New EPA regs hit GA plant called "America’s dirtiest"
By Doug Richards, WXIA
JULIETTE, Ga. — From a distance, Plant Scherer looks like a nuclear plant. But it’s actually a coal plant located north of Macon. It’s identified by environmentalists as the dirtiest power plant in America.
“Georgia Power has been allowed to dump dangerous carbon into the air forever,” said Colleen Kiernan of the Sierra Club’s Georgia chapter. She says the Obama administration’s new regulations would force Georgia Power to cut back its carbon dioxide emissions by more than forty percent over the next decade and a half.
But Kiernan says Georgia Power has already made impressive strides toward cleaner power.
“Since 2005 Georgia has already reduced carbon dioxide emissions by 22% at our power plants. So we’re already well on the way. And you can tell our air is cleaner,” Kiernan said. “We have far fewer smog alert days than we used to in the early 2000s.

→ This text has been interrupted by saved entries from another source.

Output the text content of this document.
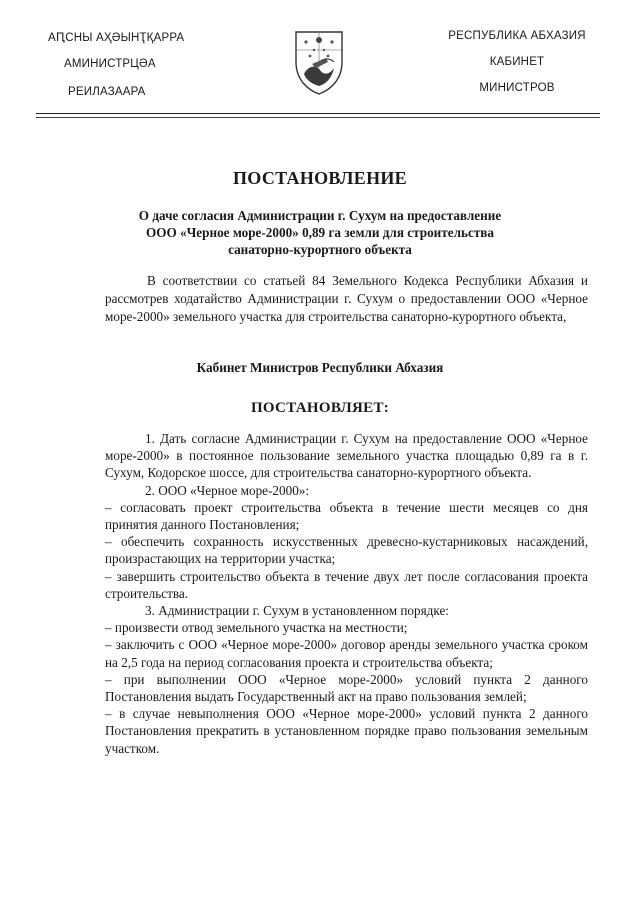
АԤСНЫ АҲӘЫНҬҚАРРА
АМИНИСТРЦӘА
РЕИЛАЗААРА
РЕСПУБЛИКА АБХАЗИЯ
КАБИНЕТ
МИНИСТРОВ
ПОСТАНОВЛЕНИЕ
О даче согласия Администрации г. Сухум на предоставление
ООО «Черное море-2000» 0,89 га земли для строительства
санаторно-курортного объекта

В соответствии со статьей 84 Земельного Кодекса Республики Абхазия и рассмотрев ходатайство Администрации г. Сухум о предоставлении ООО «Черное море-2000» земельного участка для строительства санаторно-курортного объекта,

Кабинет Министров Республики Абхазия
ПОСТАНОВЛЯЕТ:

1. Дать согласие Администрации г. Сухум на предоставление ООО «Черное море-2000» в постоянное пользование земельного участка площадью 0,89 га в г. Сухум, Кодорское шоссе, для строительства санаторно-курортного объекта.

2. ООО «Черное море-2000»:

– согласовать проект строительства объекта в течение шести месяцев со дня принятия данного Постановления;

– обеспечить сохранность искусственных древесно-кустарниковых насаждений, произрастающих на территории участка;

– завершить строительство объекта в течение двух лет после согласования проекта строительства.

3. Администрации г. Сухум в установленном порядке:

– произвести отвод земельного участка на местности;

– заключить с ООО «Черное море-2000» договор аренды земельного участка сроком на 2,5 года на период согласования проекта и строительства объекта;

– при выполнении ООО «Черное море-2000» условий пункта 2 данного Постановления выдать Государственный акт на право пользования землей;

– в случае невыполнения ООО «Черное море-2000» условий пункта 2 данного Постановления прекратить в установленном порядке право пользования земельным участком.
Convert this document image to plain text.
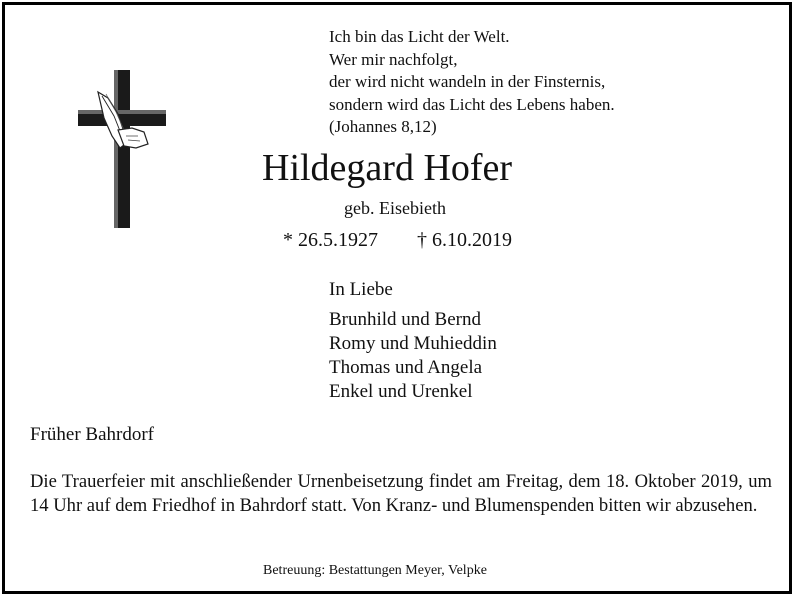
Ich bin das Licht der Welt.
Wer mir nachfolgt,
der wird nicht wandeln in der Finsternis,
sondern wird das Licht des Lebens haben.
(Johannes 8,12)
Hildegard Hofer
geb. Eisebieth
* 26.5.1927 † 6.10.2019
In Liebe
Brunhild und Bernd
Romy und Muhieddin
Thomas und Angela
Enkel und Urenkel
Früher Bahrdorf
Die Trauerfeier mit anschließender Urnenbeisetzung findet am Freitag, dem 18. Oktober 2019, um 14 Uhr auf dem Friedhof in Bahrdorf statt. Von Kranz- und Blumenspenden bitten wir abzusehen.
Betreuung: Bestattungen Meyer, Velpke
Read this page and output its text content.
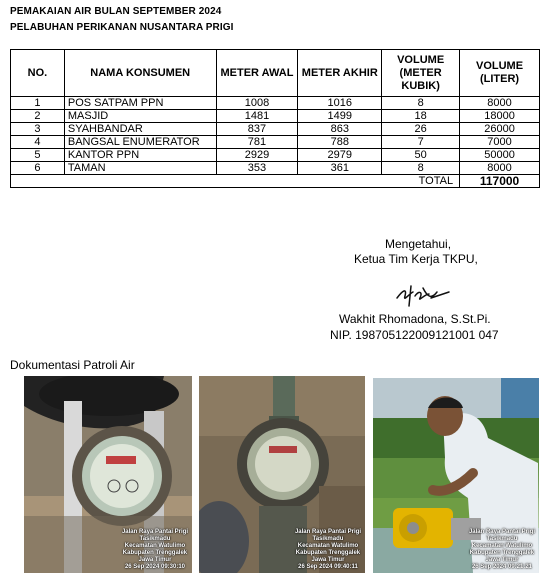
PEMAKAIAN AIR BULAN SEPTEMBER 2024
PELABUHAN PERIKANAN NUSANTARA PRIGI
NO.	NAMA KONSUMEN	METER AWAL	METER AKHIR	VOLUME (METER KUBIK)	VOLUME (LITER)
1	POS SATPAM PPN	1008	1016	8	8000
2	MASJID	1481	1499	18	18000
3	SYAHBANDAR	837	863	26	26000
4	BANGSAL ENUMERATOR	781	788	7	7000
5	KANTOR PPN	2929	2979	50	50000
6	TAMAN	353	361	8	8000
TOTAL					117000
Mengetahui,
Ketua Tim Kerja TKPU,
Wakhit Rhomadona, S.St.Pi.
NIP. 198705122009121001 047
Dokumentasi Patroli Air
Jalan Raya Pantai Prigi
Tasikmadu
Kecamatan Watulimo
Kabupaten Trenggalek
Jawa Timur
26 Sep 2024 09:30:10
Jalan Raya Pantai Prigi
Tasikmadu
Kecamatan Watulimo
Kabupaten Trenggalek
Jawa Timur
26 Sep 2024 09:40:11
Jalan Raya Pantai Prigi
Tasikmadu
Kecamatan Watulimo
Kabupaten Trenggalek
Jawa Timur
26 Sep 2024 09:21:21
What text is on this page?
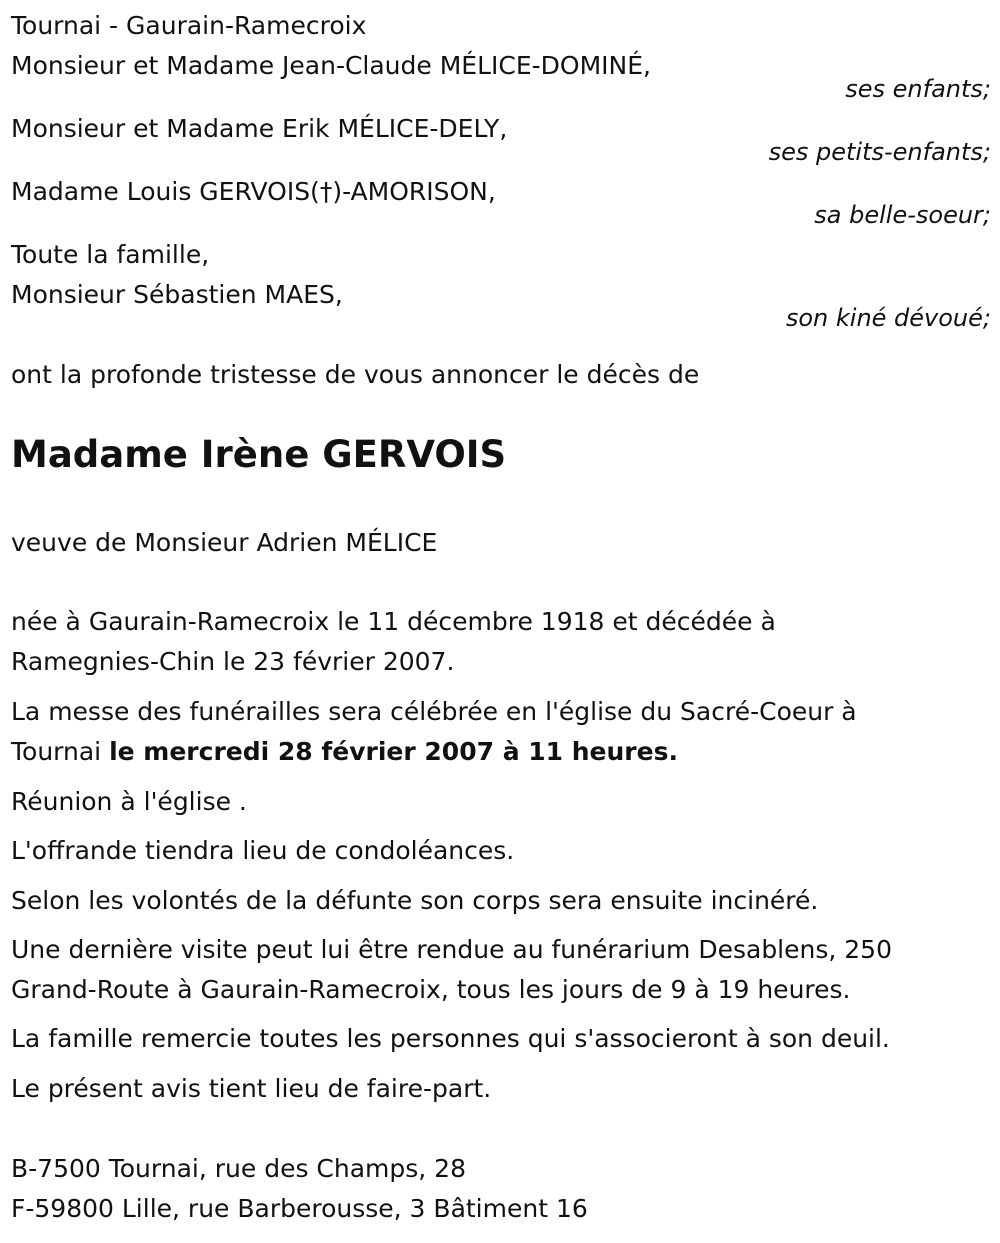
Tournai - Gaurain-Ramecroix
Monsieur et Madame Jean-Claude MÉLICE-DOMINÉ,
ses enfants;
Monsieur et Madame Erik MÉLICE-DELY,
ses petits-enfants;
Madame Louis GERVOIS(†)-AMORISON,
sa belle-soeur;
Toute la famille,
Monsieur Sébastien MAES,
son kiné dévoué;
ont la profonde tristesse de vous annoncer le décès de
Madame Irène GERVOIS
veuve de Monsieur Adrien MÉLICE
née à Gaurain-Ramecroix le 11 décembre 1918 et décédée à
Ramegnies-Chin le 23 février 2007.
La messe des funérailles sera célébrée en l'église du Sacré-Coeur à
Tournai le mercredi 28 février 2007 à 11 heures.
Réunion à l'église .
L'offrande tiendra lieu de condoléances.
Selon les volontés de la défunte son corps sera ensuite incinéré.
Une dernière visite peut lui être rendue au funérarium Desablens, 250
Grand-Route à Gaurain-Ramecroix, tous les jours de 9 à 19 heures.
La famille remercie toutes les personnes qui s'associeront à son deuil.
Le présent avis tient lieu de faire-part.
B-7500 Tournai, rue des Champs, 28
F-59800 Lille, rue Barberousse, 3 Bâtiment 16
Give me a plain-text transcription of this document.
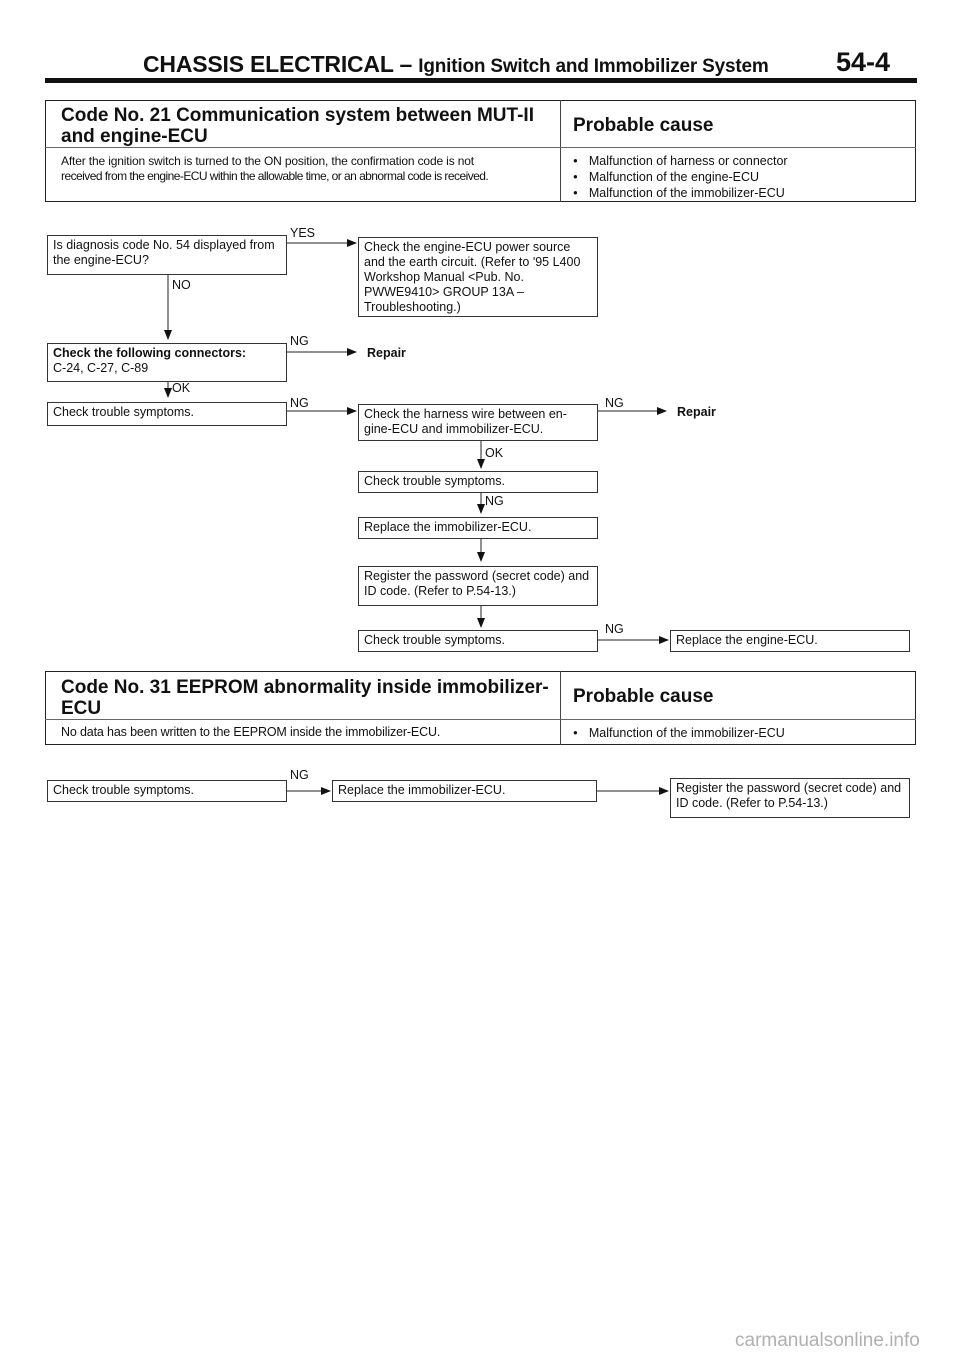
CHASSIS ELECTRICAL – Ignition Switch and Immobilizer System 54-4
Code No. 21 Communication system between MUT-II and engine-ECU
Probable cause
After the ignition switch is turned to the ON position, the confirmation code is not
received from the engine-ECU within the allowable time, or an abnormal code is received.
● Malfunction of harness or connector
● Malfunction of the engine-ECU
● Malfunction of the immobilizer-ECU
Is diagnosis code No. 54 displayed from the engine-ECU?
YES
NO
Check the engine-ECU power source and the earth circuit. (Refer to '95 L400 Workshop Manual <Pub. No. PWWE9410> GROUP 13A – Troubleshooting.)
Check the following connectors:
C-24, C-27, C-89
NG
Repair
OK
Check trouble symptoms.
NG
Check the harness wire between en-gine-ECU and immobilizer-ECU.
NG
Repair
OK
Check trouble symptoms.
NG
Replace the immobilizer-ECU.
Register the password (secret code) and ID code. (Refer to P.54-13.)
Check trouble symptoms.
NG
Replace the engine-ECU.
Code No. 31 EEPROM abnormality inside immobilizer-ECU
Probable cause
No data has been written to the EEPROM inside the immobilizer-ECU.
●	Malfunction of the immobilizer-ECU
Check trouble symptoms.
NG
Replace the immobilizer-ECU.	Register the password (secret code) and ID code. (Refer to P.54-13.)
carmanualsonline.info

But coal is cheap, plentiful and produced in the US. Nine of Georgia Power’s plants are coal-fired, producing 35 percent of the state’s power. But Georgia Power is shutting down most or all of three of its coal plants in the next year.
“The mix is changing. With the retirements of a number of coal units, our percentages will shrink in terms of coal. But coal remains a vital source,” said John Kraft, spokesman for Georgia Power. As to Plant Scherer, Kraft says it gets dubbed “dirtiest” because it is one of America’s largest coal plants.
Because it is almost prohibitively expensive to clean up the emissions from coal plants, the new regulations are expected to force power companies to shift the emphasis of their power sourcing away from coal to other cleaner sources by 2030.